必要がなくなった理由はその反対。辞書を引きまくらなくても原文が理解できるようになった。*3そうなると、翻訳なんて手間のかかる作業は時間の無駄。使える時間は有限。読みたい文章は無尽蔵。

ついでなので、なぜ自分にとって必要がなくなったらやめたのかとも問うてみる。結局、私は自分のためにしか、(翻訳を含む) 文章を産出できない。需要にあわせて供給することができない。*4なぜ自分のためになるかというと、翻訳に関しては、上述の通り、記憶力の限界を補って文章を理解する助けになるから。一般の文章については、書き出すことで頭が整理できるから。できた文章は副産物とも言える。その副産物をあえて隠しておく必要もないので公開する。それだけ。

最初の問いを少し修正する必要があるかもしれない。質の高い訳文を作れる人間があえて翻訳する動機がわからない。反対に、(結果的に) 低品質の訳文を作る動機であれば、少なくとも 1 つのサンプルがここにある。しかし、これが他人に当てはまるかは自信がない。

仮に他人に当てはまるとする。

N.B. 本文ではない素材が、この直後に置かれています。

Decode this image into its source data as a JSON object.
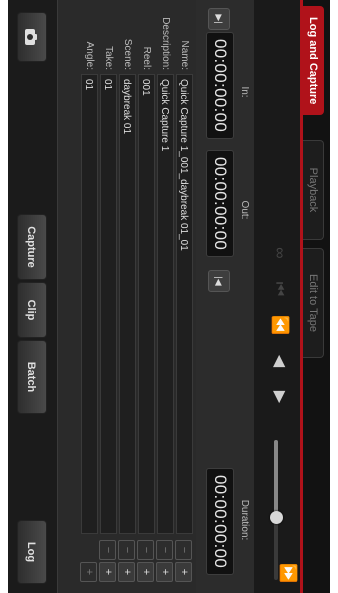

低品質の訳文の供給があったとして、それを活用できるだろうか。活用できるとすると、高品質な訳文を生成できる人の作業の省力化だろう。そのためには、低品質の訳文を土台とすることで、1 から訳文を作成するより、あるいは翻訳メモリや機械翻訳を使うよりも省力化できなければならない。直感的には、そうでもない気がする。仮に省力化に使えるとしても、高品質な訳文を生成できる人の供給が 0 に近ければ、1.x を掛けても誤差だろう。

*1:良い機会というのは、かつて同じ時期に同じ研究室にいた人がいま翻訳ネタで話題になっていること。

*2:そもそも論を言い出したら、私にとって他人の価値観はわからないものである。他人が良いと評価するものが良いとは思えないし、自分が良いと思うものを他人は評価しない。なぜそうなってしまったのかわからないが、現状そうなっていることは認識している。

*3:質の良い訳文を作るには、原文を理解することが不可欠だが、それだけでは充分ではない。意味が理解できても、適切な訳文を思いつかないことは多々ある。

*4:ついでに言えば金銭も私を突き動かさない。そうでなければ大学に残るという愚かな選択はしなかっただろう。